Europas grösster Autobauer Volkswagen setzt künftig auf Technologie aus dem Silicon Valley, um seine Software zu verbessern: Die Wolfsburger holen sich nach langjährigen Problemen bei der Softwaretochter Cariad nun Hilfe von dem Elektroauto-Startup Rivian und investieren für ein gemeinsames Softwareunternehmen bis zu fünf Milliarden Dollar. Diese Nachricht wurde am Dienstagabend bekannt gegeben.

Im Rahmen der Vereinbarung wird Volkswagen zunächst 1 Milliarden Dollar in Form von Wandelanleihen in Rivian investieren und im Laufe der Zeit bis zu 4 Milliarden Dollar zusätzlich investieren  - 2 Milliarden Dollar in Rivian-Aktien und 2 Milliarden Dollar im Zusammenhang mit dem Joint Venture.

Rivian Automotive profitierte am Mittwoch von dieser Meldung mit einem Kurssprung von 23 Prozent. Dieser finanzielle Schub kommt genau zum richtigen Zeitpunkt, da das Unternehmen immer noch Verluste schreibt und derzeit mit einem rückläufigen Interesse an Elektroautos in den USA zu kämpfen hat. An der Börse steht trotz dem Aufbäumen am Mittwoch seit Jahresbeginn ein Kursminus von 37 Prozent zu buche.

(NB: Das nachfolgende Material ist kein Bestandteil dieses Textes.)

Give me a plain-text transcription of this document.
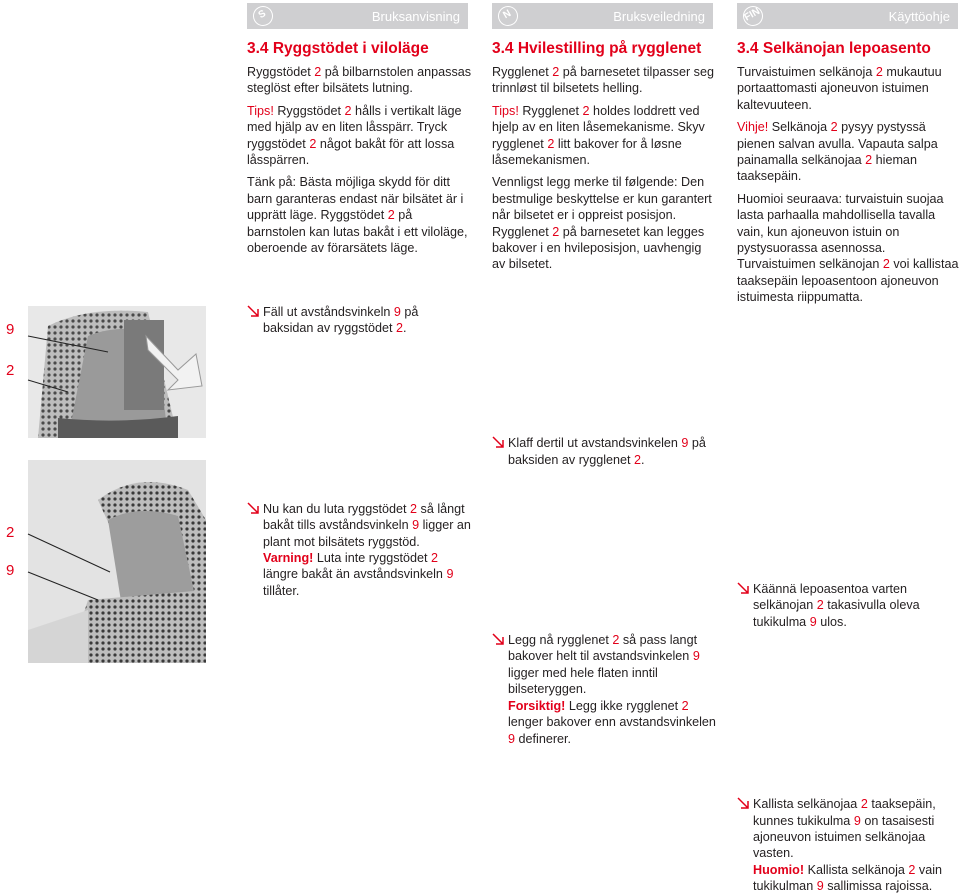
S	Bruksanvisning	N	Bruksveiledning	FIN	Käyttöohje
9
2
2
9
3.4 Ryggstödet i viloläge

Ryggstödet 2 på bilbarnstolen anpassas steglöst efter bilsätets lutning.

Tips! Ryggstödet 2 hålls i vertikalt läge med hjälp av en liten låsspärr. Tryck ryggstödet 2 något bakåt för att lossa låsspärren.

Tänk på: Bästa möjliga skydd för ditt barn garanteras endast när bilsätet är i upprätt läge. Ryggstödet 2 på barnstolen kan lutas bakåt i ett viloläge, oberoende av förarsätets läge.

Fäll ut avståndsvinkeln 9 på baksidan av ryggstödet 2.
Nu kan du luta ryggstödet 2 så långt bakåt tills avståndsvinkeln 9 ligger an plant mot bilsätets ryggstöd.
Varning! Luta inte ryggstödet 2 längre bakåt än avståndsvinkeln 9 tillåter.
3.4 Hvilestilling på rygglenet

Rygglenet 2 på barnesetet tilpasser seg trinnløst til bilsetets helling.

Tips! Rygglenet 2 holdes loddrett ved hjelp av en liten låsemekanisme. Skyv rygglenet 2 litt bakover for å løsne låsemekanismen.

Vennligst legg merke til følgende: Den bestmulige beskyttelse er kun garantert når bilsetet er i oppreist posisjon. Rygglenet 2 på barnesetet kan legges bakover i en hvileposisjon, uavhengig av bilsetet.

Klaff dertil ut avstandsvinkelen 9 på baksiden av rygglenet 2.
Legg nå rygglenet 2 så pass langt bakover helt til avstandsvinkelen 9 ligger med hele flaten inntil bilseteryggen.
Forsiktig! Legg ikke rygglenet 2 lenger bakover enn avstandsvinkelen 9 definerer.
3.4 Selkänojan lepoasento

Turvaistuimen selkänoja 2 mukautuu portaattomasti ajoneuvon istuimen kaltevuuteen.

Vihje! Selkänoja 2 pysyy pystyssä pienen salvan avulla. Vapauta salpa painamalla selkänojaa 2 hieman taaksepäin.

Huomioi seuraava: turvaistuin suojaa lasta parhaalla mahdollisella tavalla vain, kun ajoneuvon istuin on pystysuorassa asennossa. Turvaistuimen selkänojan 2 voi kallistaa taaksepäin lepoasentoon ajoneuvon istuimesta riippumatta.

Käännä lepoasentoa varten selkänojan 2 takasivulla oleva tukikulma 9 ulos.
Kallista selkänojaa 2 taaksepäin, kunnes tukikulma 9 on tasaisesti ajoneuvon istuimen selkänojaa vasten.
Huomio! Kallista selkänoja 2 vain tukikulman 9 sallimissa rajoissa.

Kursentwicklung von Rivian.

Rivian lieferte im vergangenen Quartal knapp 13'600 Elektroautos aus und erzielte dabei einen Umsatz von 1,2 Milliarden Dollar, verzeichnete jedoch einen Verlust von 1,45 Milliarden Dollar. Das Unternehmen ist in zwei beliebten Fahrzeugkategorien in den USA aktiv, nämlich grossen SUVs und Pickups. Darüber hinaus baut Rivian elektrische Lieferwagen für Amazon, die mittlerweile auch in Europa zu sehen sind. Der weltgrösste Online-Händler Amazon ist zudem ein Investor.

Expansion und höhere Bruttomargen dank VW-Investment möglich

Die US-Grossbank Bank of America bewertet diese Entwicklung positiv und bestätigte am Mittwoch das "Buy"-Rating und das Kursziel von 21 Dollar, was einem Aufwärtspotenzial von 75 Prozent entspricht. Der zuständige Analyst John Murphy ist damit deutlich optimistischer als viele seiner Kollegen. Obwohl eine Mehrheit der Analysten die Aktie zum Kauf empfiehlt, wird im Durchschnitt lediglich ein Anstieg von 6 Prozent erwartet, basierend auf Bloomberg-Daten.

Das Ziel des Joint Ventures zwischen Volkswagen und Rivian besteht darin, Architektur und Software für Elektrofahrzeuge gemeinsam zu nutzen und wird zu gleichen Teilen kontrolliert werden. "Diese Nachricht ist für Rivian sehr positiv, da die Vereinbarung dem Unternehmen Zugang zu Kapital verschafft, um nicht nur die Produktion des R2 in seinem Werk in Normal, Illinois, hochzufahren, sondern auch ein neues Werk in Georgia für seine Mittelklasse-Fahrzeugplattform zu errichten", argumentiert der Analyst von Bank of America.

Die Investitionen von VW in Rivian werden laut Bank of America wertvoll sein, da sie dem Unternehmen helfen, die erforderlichen Grössenordnungen zu erreichen, um einen positiven Cashflow zu generieren. Rivian könnte auch von erheblichen Kosteneinsparungen und betrieblicher Effizienz profitieren, was zu einer Verbesserung der Kostenposition und letztendlich zu höheren Bruttomargen führen würde. Darüber hinaus ergeben sich aus dem gemeinsamen Unternehmen potenzielle zukünftige Einnahmen.